The first day of school. His Abba and his mum, holding onto his little fingers, as he wrapped them tightly around theirs, refusing to let go. Where had time flown. Childhood evolved into teenage. The child who had been content to listen to bedtime stories, now preferred his laptop to his mum. She who anxiously still queried his meals, only to be told brusquely that she need not bother. He still could not sleep without hugging her tho, and she sought solace from his friends mums who reassured her that their children did just the same.

He had been her only child, and they had tried to give him the best that life had to offer. Being Muslim and young was no longer easy, in an increasingly hostile world. She knew that he spent long hours discussing the scenario abroad, the US, Australia, even France, after the Charlie Hebdo attacks. That he had made it abroad, to a university of his choice, in spite of it all, showed his dedication to his studies. How proud she was of him !

Yet. Within her heart she knew. They lived in a dangerous world. The internet had brought home all the angst and violence that prevailed in the world. How safe was he, was a question she asked herself everyday. All it would take was one zealot, one madman, one racist police officer, one shot from one gun. Everyday anxiously they waited for night and the skype, to reassure herself he was alive and well. His choice of subject did not help. Journalists were constantly at risk of life and limb.

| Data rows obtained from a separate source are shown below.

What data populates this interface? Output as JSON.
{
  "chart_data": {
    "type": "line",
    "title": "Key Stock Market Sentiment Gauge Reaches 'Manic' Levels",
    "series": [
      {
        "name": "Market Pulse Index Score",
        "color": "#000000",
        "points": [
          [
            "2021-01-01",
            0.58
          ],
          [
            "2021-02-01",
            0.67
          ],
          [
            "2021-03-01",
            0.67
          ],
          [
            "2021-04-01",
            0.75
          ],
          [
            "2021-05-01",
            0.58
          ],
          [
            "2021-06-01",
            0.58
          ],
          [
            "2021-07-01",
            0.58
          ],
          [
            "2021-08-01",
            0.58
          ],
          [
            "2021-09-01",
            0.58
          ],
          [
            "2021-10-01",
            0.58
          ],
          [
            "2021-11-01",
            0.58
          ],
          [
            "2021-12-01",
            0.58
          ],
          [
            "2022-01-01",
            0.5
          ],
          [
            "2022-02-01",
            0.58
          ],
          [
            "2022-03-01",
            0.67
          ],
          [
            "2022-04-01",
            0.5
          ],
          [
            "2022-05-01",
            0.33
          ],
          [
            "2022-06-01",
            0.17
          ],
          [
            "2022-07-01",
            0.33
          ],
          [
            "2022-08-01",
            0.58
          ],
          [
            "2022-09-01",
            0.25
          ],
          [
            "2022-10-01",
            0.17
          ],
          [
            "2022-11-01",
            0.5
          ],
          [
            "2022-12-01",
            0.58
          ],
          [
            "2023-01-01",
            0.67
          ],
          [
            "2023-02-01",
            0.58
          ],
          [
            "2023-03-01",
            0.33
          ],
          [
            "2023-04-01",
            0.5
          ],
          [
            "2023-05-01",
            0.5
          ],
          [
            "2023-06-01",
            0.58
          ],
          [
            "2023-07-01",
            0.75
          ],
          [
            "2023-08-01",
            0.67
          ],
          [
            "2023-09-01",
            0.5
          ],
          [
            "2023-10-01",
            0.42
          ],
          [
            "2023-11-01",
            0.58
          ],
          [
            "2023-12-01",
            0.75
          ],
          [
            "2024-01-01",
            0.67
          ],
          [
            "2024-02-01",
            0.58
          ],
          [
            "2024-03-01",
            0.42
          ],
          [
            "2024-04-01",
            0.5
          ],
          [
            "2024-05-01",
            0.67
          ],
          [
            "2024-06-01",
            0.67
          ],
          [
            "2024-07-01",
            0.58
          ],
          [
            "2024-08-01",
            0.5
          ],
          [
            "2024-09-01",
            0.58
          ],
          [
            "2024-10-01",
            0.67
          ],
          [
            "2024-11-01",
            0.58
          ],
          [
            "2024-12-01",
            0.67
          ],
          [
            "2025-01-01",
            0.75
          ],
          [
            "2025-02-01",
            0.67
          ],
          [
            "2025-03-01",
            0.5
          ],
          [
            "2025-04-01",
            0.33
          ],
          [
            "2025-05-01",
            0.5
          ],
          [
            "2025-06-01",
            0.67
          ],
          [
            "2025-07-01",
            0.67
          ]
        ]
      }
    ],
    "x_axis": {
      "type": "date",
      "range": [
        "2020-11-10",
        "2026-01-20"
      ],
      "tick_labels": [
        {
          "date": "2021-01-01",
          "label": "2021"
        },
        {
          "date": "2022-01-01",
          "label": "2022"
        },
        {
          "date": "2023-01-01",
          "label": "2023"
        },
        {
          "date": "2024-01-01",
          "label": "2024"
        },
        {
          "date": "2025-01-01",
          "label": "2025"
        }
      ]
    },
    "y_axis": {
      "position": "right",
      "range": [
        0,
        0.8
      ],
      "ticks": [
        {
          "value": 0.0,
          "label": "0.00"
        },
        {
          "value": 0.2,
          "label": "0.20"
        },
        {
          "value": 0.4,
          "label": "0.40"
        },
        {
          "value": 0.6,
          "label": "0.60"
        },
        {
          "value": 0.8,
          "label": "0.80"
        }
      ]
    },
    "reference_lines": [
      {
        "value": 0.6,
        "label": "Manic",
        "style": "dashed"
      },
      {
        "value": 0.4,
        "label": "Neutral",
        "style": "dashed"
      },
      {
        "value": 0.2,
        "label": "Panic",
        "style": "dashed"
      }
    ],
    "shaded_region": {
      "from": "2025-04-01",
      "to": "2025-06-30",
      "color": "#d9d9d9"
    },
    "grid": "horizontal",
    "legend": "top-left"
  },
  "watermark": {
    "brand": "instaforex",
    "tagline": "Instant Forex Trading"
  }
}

Where was the world of her youth ? Where did the innocence go ? Questions that she asked herself often. The only rebellion then had been a stolen ice cream, a party with girlfriends on the sly. Fathers word was law. For her and her brother. Marriage was a happy arrangement. Maybe the thought that it was for keeps brought security and love. A journey she was contented to share with a good man who cherished and loved her. Of  the child she beget him. The son who grew up happy. Until the advent of the computer. That it made a recluse of him, she could forgive, that it took her away from them, opened up the vistas of wild and dangerous adventure, she never could. Yet if she was to keep up with him, she needed it. Vitally.

 Then  it happened. For the next five days there was no contact. Skype, phone calls, even e mails were not responded to. Only after she had panicked and called her cousin there, did he call her. The call came from an unknown number. An he told her that she was not to contact him. He would whenever he could. When she demanded to know why, he impatiently replied that he was busy with exams, job interviews.

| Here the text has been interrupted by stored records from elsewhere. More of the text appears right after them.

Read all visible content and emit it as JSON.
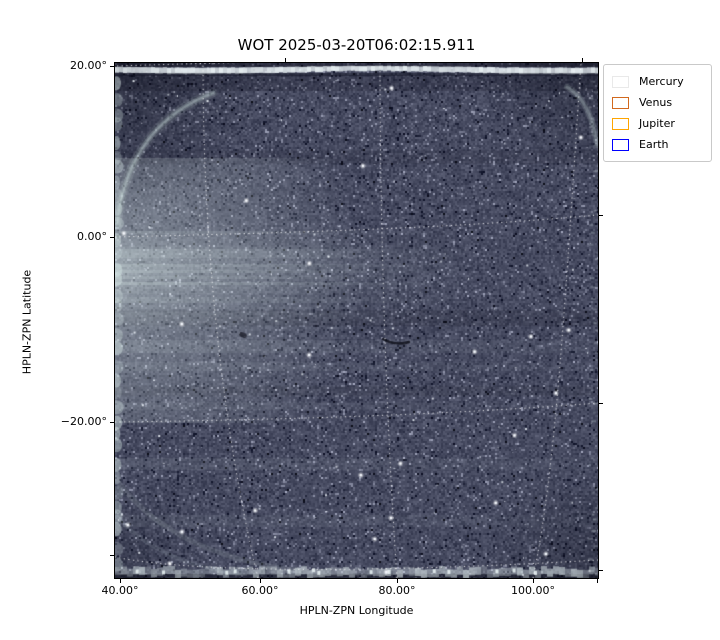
{
  "title": "WOT 2025-03-20T06:02:15.911",
  "axes": {
    "xlabel": "HPLN-ZPN Longitude",
    "ylabel": "HPLN-ZPN Latitude",
    "x_tick_labels": [
      "40.00°",
      "60.00°",
      "80.00°",
      "100.00°"
    ],
    "y_tick_labels": [
      "20.00°",
      "0.00°",
      "−20.00°"
    ]
  },
  "legend": {
    "entries": [
      {
        "label": "Mercury",
        "color": "#e9e9e9"
      },
      {
        "label": "Venus",
        "color": "#d2691e"
      },
      {
        "label": "Jupiter",
        "color": "#ffa500"
      },
      {
        "label": "Earth",
        "color": "#0000ff"
      }
    ]
  },
  "chart_data": {
    "type": "heatmap",
    "title": "WOT 2025-03-20T06:02:15.911",
    "xlabel": "HPLN-ZPN Longitude",
    "ylabel": "HPLN-ZPN Latitude",
    "xlim": [
      39,
      110
    ],
    "ylim": [
      -42,
      20
    ],
    "x_ticks": [
      40,
      60,
      80,
      100
    ],
    "y_ticks": [
      20,
      0,
      -20
    ],
    "grid": {
      "style": "dotted",
      "color": "#ffffff",
      "curved_projection": "ZPN",
      "longitude_lines_deg": [
        60,
        80,
        100
      ],
      "latitude_lines_deg": [
        20,
        0,
        -20,
        -40
      ]
    },
    "legend_position": "upper right, outside axes",
    "legend_entries": [
      {
        "label": "Mercury",
        "edge_color": "#ffffff"
      },
      {
        "label": "Venus",
        "edge_color": "#d2691e"
      },
      {
        "label": "Jupiter",
        "edge_color": "#ffa500"
      },
      {
        "label": "Earth",
        "edge_color": "#0000ff"
      }
    ],
    "image_description": "Noisy slate-blue starfield frame from the WISPR outer telescope (WOT). Bright white band along the top edge, bright scattered-light band near 0° latitude fading rightward from the left edge, faint bright vignette arcs in the corners, bright scalloped left edge, bright strip along the bottom edge, dense faint stars throughout, white dotted curved coordinate grid.",
    "colormap_sample": {
      "background": "#474b61",
      "bright": "#dceae8",
      "dark": "#23252f"
    }
  }
}
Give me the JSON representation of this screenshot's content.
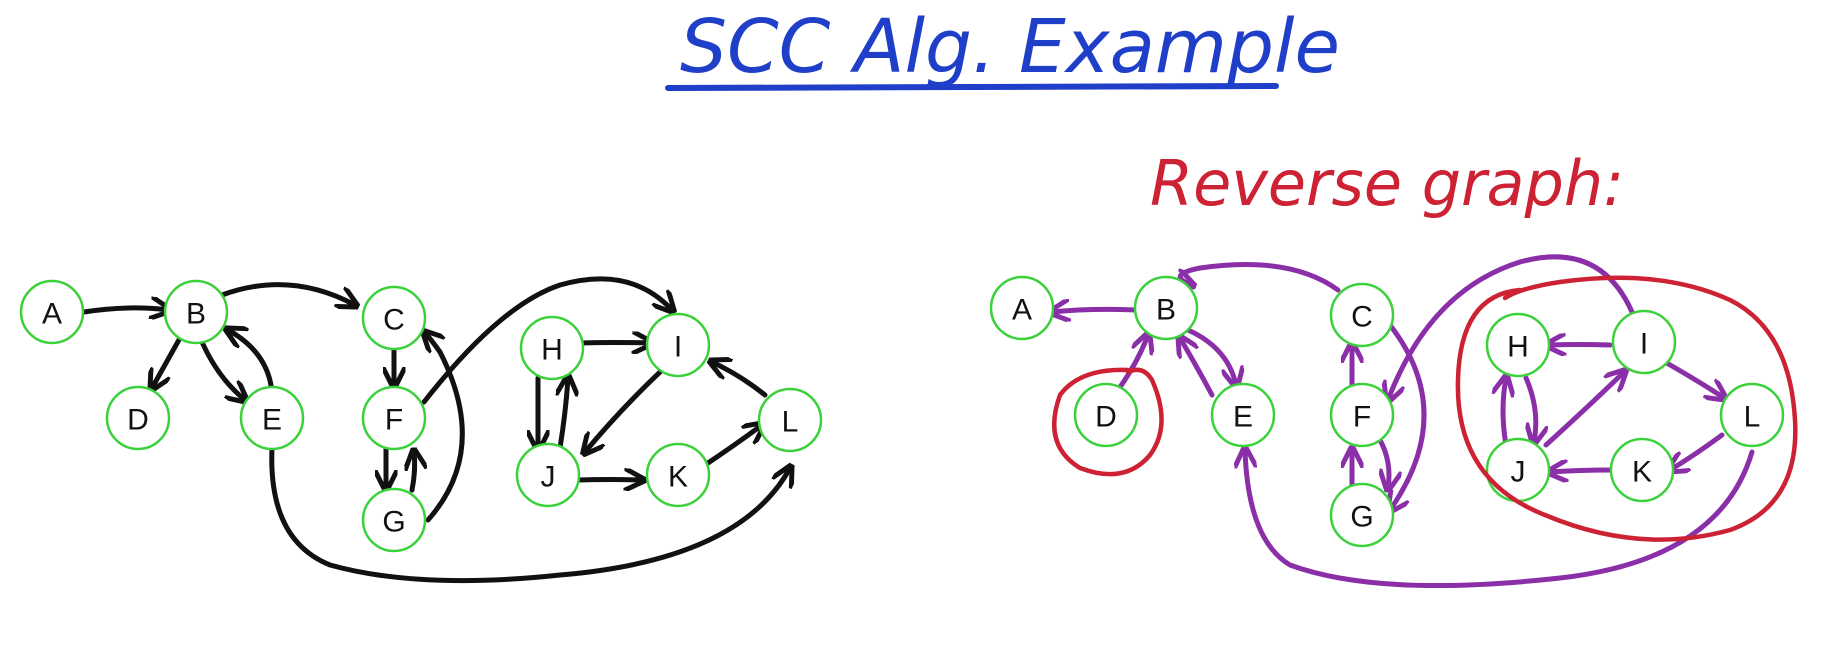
{
  "title": "SCC Alg. Example",
  "reverse_heading": "Reverse graph:",
  "colors": {
    "title": "#1f3fc9",
    "heading": "#cc2233",
    "node_ring": "#3ad13a",
    "original_edges": "#111111",
    "reverse_edges": "#8a2fa8",
    "scc_loops": "#cc2233"
  },
  "original_graph": {
    "nodes": [
      "A",
      "B",
      "C",
      "D",
      "E",
      "F",
      "G",
      "H",
      "I",
      "J",
      "K",
      "L"
    ],
    "edges": [
      [
        "A",
        "B"
      ],
      [
        "B",
        "C"
      ],
      [
        "B",
        "D"
      ],
      [
        "B",
        "E"
      ],
      [
        "E",
        "B"
      ],
      [
        "C",
        "F"
      ],
      [
        "F",
        "G"
      ],
      [
        "G",
        "F"
      ],
      [
        "G",
        "C"
      ],
      [
        "F",
        "I"
      ],
      [
        "H",
        "I"
      ],
      [
        "H",
        "J"
      ],
      [
        "J",
        "H"
      ],
      [
        "I",
        "J"
      ],
      [
        "J",
        "K"
      ],
      [
        "K",
        "L"
      ],
      [
        "L",
        "I"
      ],
      [
        "E",
        "L"
      ]
    ]
  },
  "reverse_graph": {
    "nodes": [
      "A",
      "B",
      "C",
      "D",
      "E",
      "F",
      "G",
      "H",
      "I",
      "J",
      "K",
      "L"
    ],
    "edges": [
      [
        "B",
        "A"
      ],
      [
        "C",
        "B"
      ],
      [
        "D",
        "B"
      ],
      [
        "E",
        "B"
      ],
      [
        "B",
        "E"
      ],
      [
        "F",
        "C"
      ],
      [
        "G",
        "F"
      ],
      [
        "F",
        "G"
      ],
      [
        "C",
        "G"
      ],
      [
        "I",
        "F"
      ],
      [
        "I",
        "H"
      ],
      [
        "J",
        "H"
      ],
      [
        "H",
        "J"
      ],
      [
        "J",
        "I"
      ],
      [
        "K",
        "J"
      ],
      [
        "L",
        "K"
      ],
      [
        "I",
        "L"
      ],
      [
        "L",
        "E"
      ]
    ],
    "circled_groups": [
      [
        "D"
      ],
      [
        "H",
        "I",
        "J",
        "K",
        "L"
      ]
    ]
  }
}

So she waited. Prayer beads in hand. These days, they were never far from her hands. Her otherwise carefree husband seemed to be retreating into his own world. He came and went, silent as a shadow. They avoided looking into each others' eyes, lest the fear she felt was reflected in his too. The tenth day, he came home with a ticket in his hands. He was off to the United States. To bring him back. Joy and trepidition, her heart filled with mixed emotions, but she was relieved that he was going.

The wait became longer. Her husband no longer picked up the phone too. And still she waited.

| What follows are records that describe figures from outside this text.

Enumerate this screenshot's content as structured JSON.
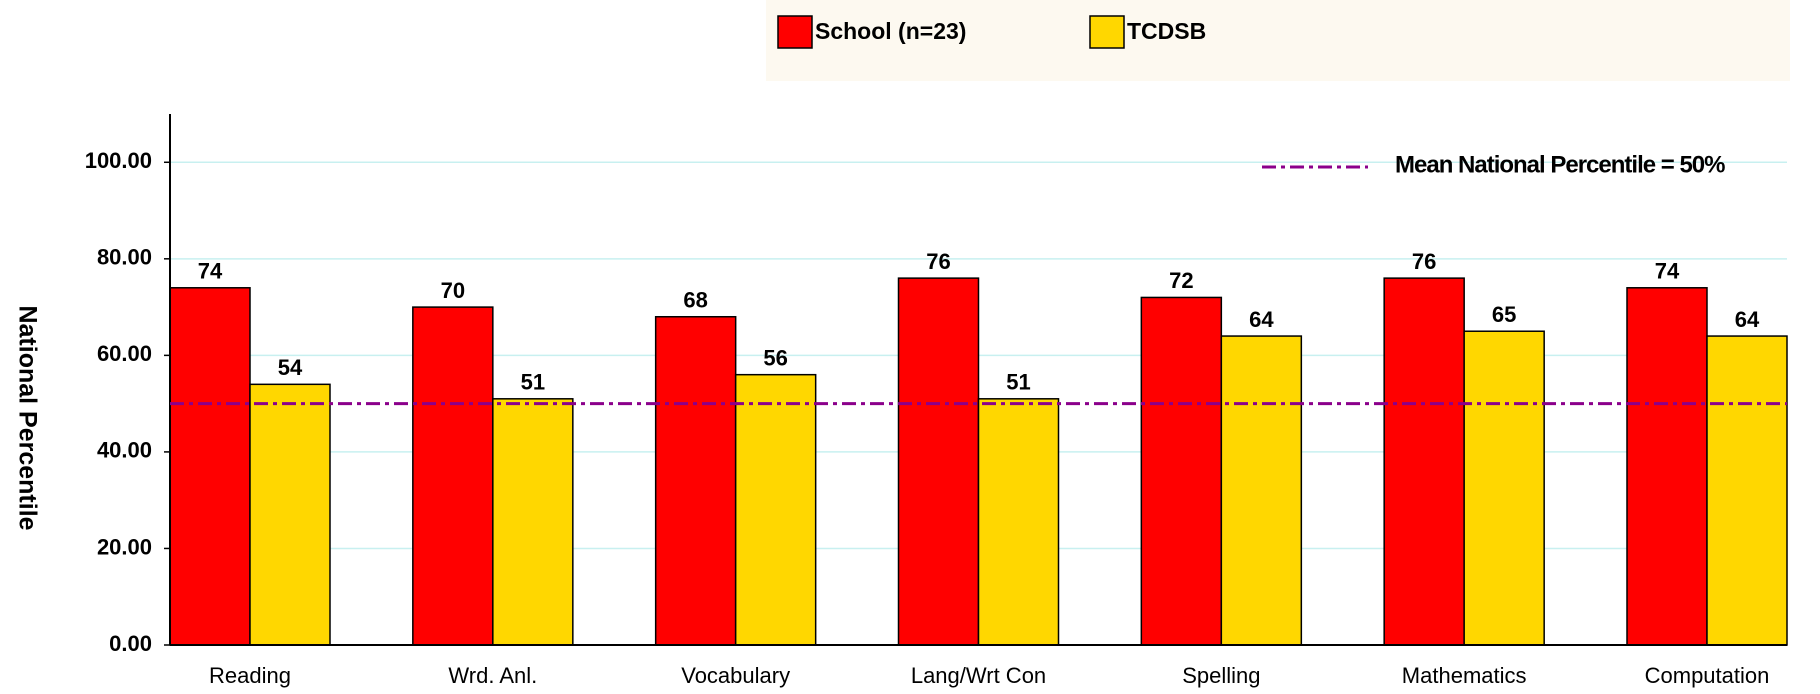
{
  "chart_data": {
    "type": "bar",
    "y_label": "National Percentile",
    "categories": [
      "Reading",
      "Wrd. Anl.",
      "Vocabulary",
      "Lang/Wrt Con",
      "Spelling",
      "Mathematics",
      "Computation"
    ],
    "series": [
      {
        "name": "School (n=23)",
        "color": "#ff0000",
        "values": [
          74,
          70,
          68,
          76,
          72,
          76,
          74
        ]
      },
      {
        "name": "TCDSB",
        "color": "#ffd700",
        "values": [
          54,
          51,
          56,
          51,
          64,
          65,
          64
        ]
      }
    ],
    "ylim": [
      0,
      110
    ],
    "yticks": [
      {
        "value": 0,
        "label": "0.00"
      },
      {
        "value": 20,
        "label": "20.00"
      },
      {
        "value": 40,
        "label": "40.00"
      },
      {
        "value": 60,
        "label": "60.00"
      },
      {
        "value": 80,
        "label": "80.00"
      },
      {
        "value": 100,
        "label": "100.00"
      }
    ],
    "grid": true,
    "reference_line": {
      "value": 50,
      "label": "Mean National Percentile = 50%",
      "color": "#8b008b"
    }
  }
}
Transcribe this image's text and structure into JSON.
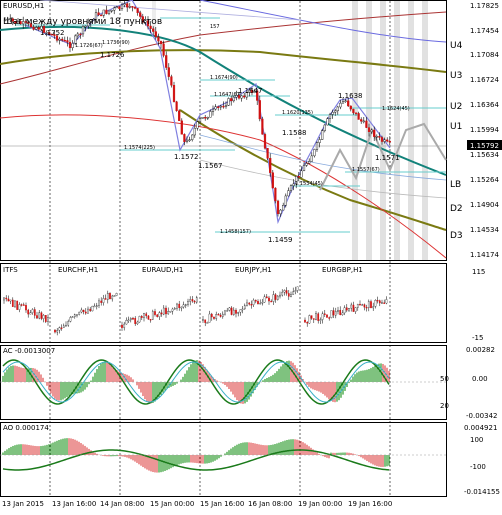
{
  "main": {
    "symbol": "EURUSD,H1",
    "subtitle": "Шаг между уровнями 18 пунктов",
    "current_price": "1.15792",
    "price_axis": [
      "1.17825",
      "1.17454",
      "1.17084",
      "1.16724",
      "1.16364",
      "1.15994",
      "1.15634",
      "1.15264",
      "1.14904",
      "1.14534",
      "1.14174"
    ],
    "level_labels": [
      "U4",
      "U3",
      "U2",
      "U1",
      "LB",
      "D1",
      "D2",
      "D3"
    ],
    "annotations": [
      "1.1752",
      "1.1726(67)",
      "1.1736(90)",
      "1.1726",
      "157",
      "1.1674(90)",
      "1.1647(67)",
      "1.1647",
      "1.1620(135)",
      "1.1588",
      "1.1574(225)",
      "1.1572",
      "1.1567",
      "1.1638",
      "1.1624(45)",
      "1.1571",
      "1.1557(67)",
      "1.1534(45)",
      "1.1458(157)",
      "1.1459"
    ]
  },
  "panel2": {
    "title": "ITFS",
    "symbols": [
      "EURCHF,H1",
      "EURAUD,H1",
      "EURJPY,H1",
      "EURGBP,H1"
    ],
    "axis": [
      "115",
      "-15"
    ]
  },
  "panel3": {
    "title": "AC -0.0013007",
    "axis": [
      "0.00282",
      "0.00",
      "-0.00342"
    ],
    "overlay_values": [
      "50",
      "20"
    ]
  },
  "panel4": {
    "title": "AO 0.000174",
    "axis": [
      "0.004921",
      "100",
      "-100",
      "-0.014155"
    ]
  },
  "time_axis": [
    "13 Jan 2015",
    "13 Jan 16:00",
    "14 Jan 08:00",
    "15 Jan 00:00",
    "15 Jan 16:00",
    "16 Jan 08:00",
    "19 Jan 00:00",
    "19 Jan 16:00"
  ]
}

When the door bell rang, she went to answer it. Outside stood her son, and her husband. But why the wheel chair. A thousand questions shrieking in her mind, she gathered him in her arms, going down on bent knees to embrace him, their tears mingling within her dupatta.

The society he had joined, had demanded of him that he use his expertise to make a bomb. Oversee the explosion. He refused, his mothers love and anxiety had saved him in the end.  But he had to pay a price. The next day as he crossed the street, the car came swiftly, silently. He was thrown into the bushes nearby with the impact. When he came to, he lay in hospital. The stub of his amputated leg, a grim reminder of how lucky he had been.

His father had been called by his relatives to bring him back home. Back to the innocent world of his mother's love.